Here's my weekly essay.
Starting from this week.

SA1 Topic=Fear
I got 24/30.
Some words and sentences in the essay might seem 'extra'. Ignore those. I was trying to reach the word minimum of 250. :P Read and comment yeah? The yellow highlights are the edited words.

Fear
         Fear is a lingering emotion within us. It is unavoidable and unexpected. You will never know when you will experience the chilling fingers of fear, clenching your heart, squeezing it with every heartbeat. Unfortunately, I know I feel (felt) it often. I have a ghastly story to tell and until this tale id told, this heart within me burns.
         The setting was a school. My school. The year (date) was nineteen-eighty-nine. I was a student in that school. A farouche person there. I was shy, reclusive and I feared people. Human beings like you and me scared (scare) me. Walking down the hallways sent shivers of fear through me. I felt that I was being watched. That a thousand unblinking eyes were watching me. The eyes of others were (are. I still believe that it's an 'are'!) my prison and their thoughts, my cage. I felt restricted being around people.I felt like they were judging me. Snickering at my clothes, gossiping, laughing at me.I felt the chilling fingers of fear every time I walked down the hallways. It clenched my heart and squeezed hard.
         The fear of humans started when I was eleven. It was a school performance and I was the star and as I stood on stage, facing a thousand and one guests, I forgot my lines. I was jeered and laughed at. My fellow performers mocked me. I could see th mocking in their eyes!

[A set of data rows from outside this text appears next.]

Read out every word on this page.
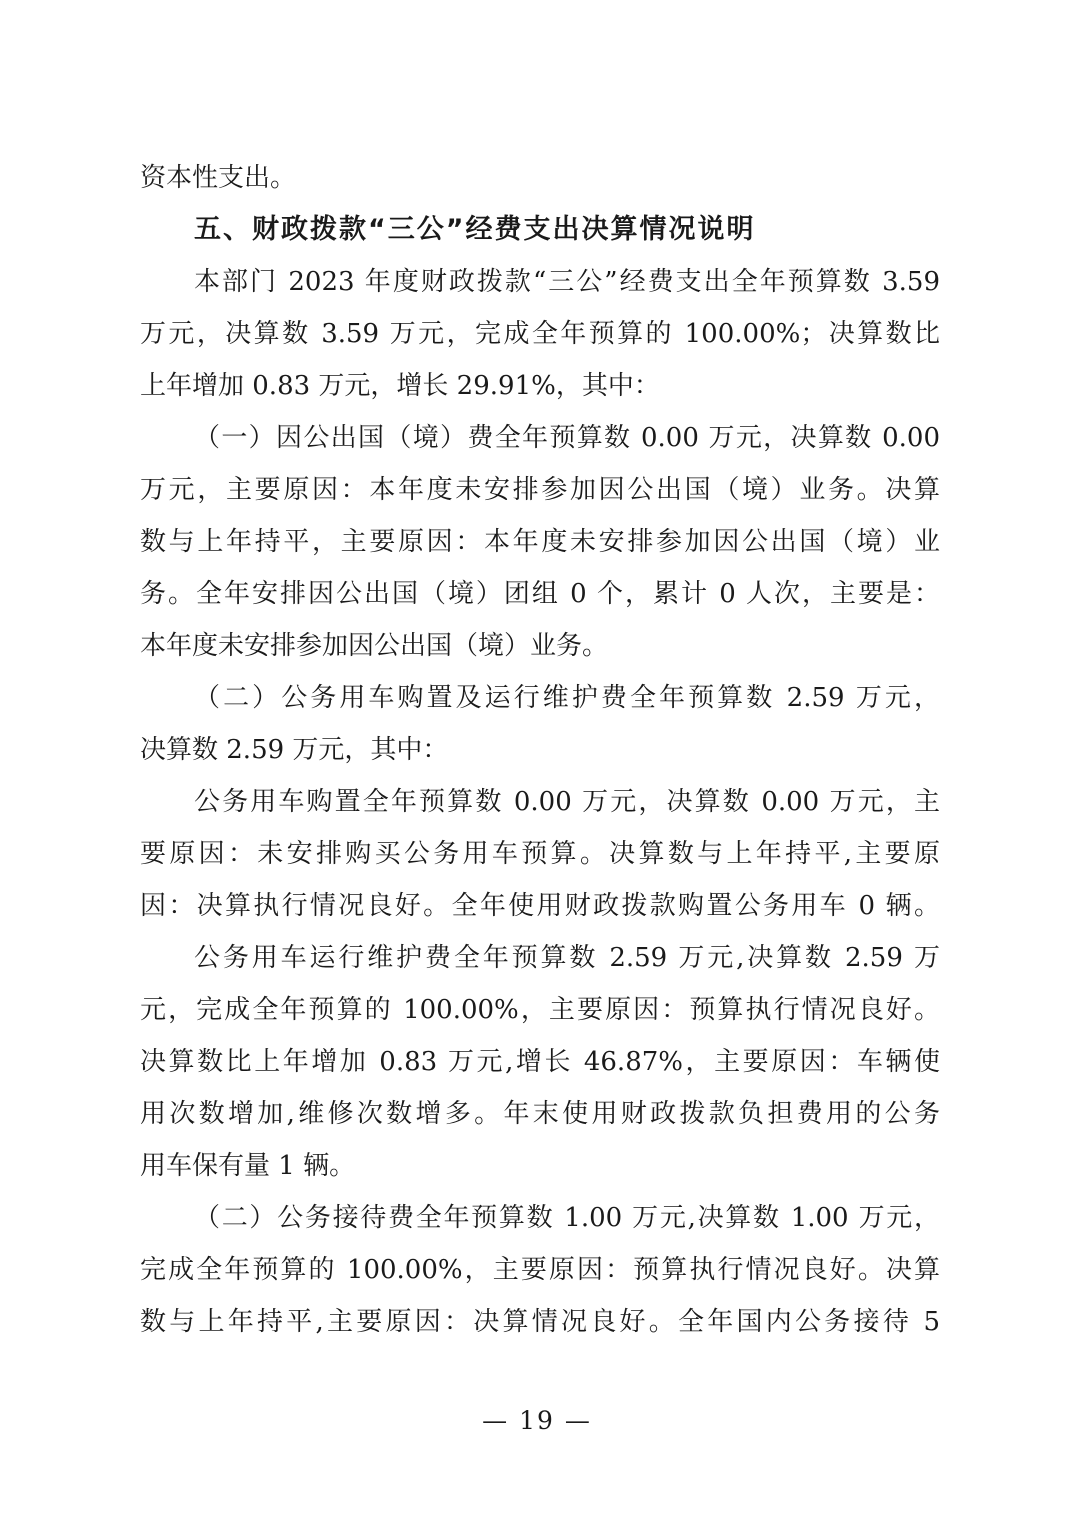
资本性支出。
五、财政拨款“三公”经费支出决算情况说明
本部门 2023 年度财政拨款“三公”经费支出全年预算数 3.59
万元，决算数 3.59 万元，完成全年预算的 100.00%；决算数比
上年增加 0.83 万元，增长 29.91%，其中：
（一）因公出国（境）费全年预算数 0.00 万元，决算数 0.00
万元，主要原因：本年度未安排参加因公出国（境）业务。决算
数与上年持平，主要原因：本年度未安排参加因公出国（境）业
务。全年安排因公出国（境）团组 0 个，累计 0 人次，主要是：
本年度未安排参加因公出国（境）业务。
（二）公务用车购置及运行维护费全年预算数 2.59 万元，
决算数 2.59 万元，其中：
公务用车购置全年预算数 0.00 万元，决算数 0.00 万元，主
要原因：未安排购买公务用车预算。决算数与上年持平,主要原
因：决算执行情况良好。全年使用财政拨款购置公务用车 0 辆。
公务用车运行维护费全年预算数 2.59 万元,决算数 2.59 万
元，完成全年预算的 100.00%，主要原因：预算执行情况良好。
决算数比上年增加 0.83 万元,增长 46.87%，主要原因：车辆使
用次数增加,维修次数增多。年末使用财政拨款负担费用的公务
用车保有量 1 辆。
（二）公务接待费全年预算数 1.00 万元,决算数 1.00 万元，
完成全年预算的 100.00%，主要原因：预算执行情况良好。决算
数与上年持平,主要原因：决算情况良好。全年国内公务接待 5
— 19 —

Stone walls and iron bars do not make a prison, the eyes of others and their thoughts do. The people who laughed and jeered at (blank) me that day, locked me in a cage and threw away the key. To think that people could be so horrid and unforgiving!
         As you can see, their actions caused a deep fear to take root within me. A fear that will never go away. It lingers. (I forgot) My tale ends here and yet the horrid burning of my heart continues. Alas! I am resigned to my fanatical(I wanted to put fatalistic but it still turned out right in the end) thoughts.
         
         For fate is unavoidable and so is fear. Fear. The lingering emotion within me. The bane of my existence(I don't like this phrase). It will never leave me. 


How is it?
According to Mr Kang, the HOD,
    Accurate Writing that Shows Apt Use of a Range of Vocabulary.
                                                                                                   -Mr Vincent Kang
So what do you all think about this essay?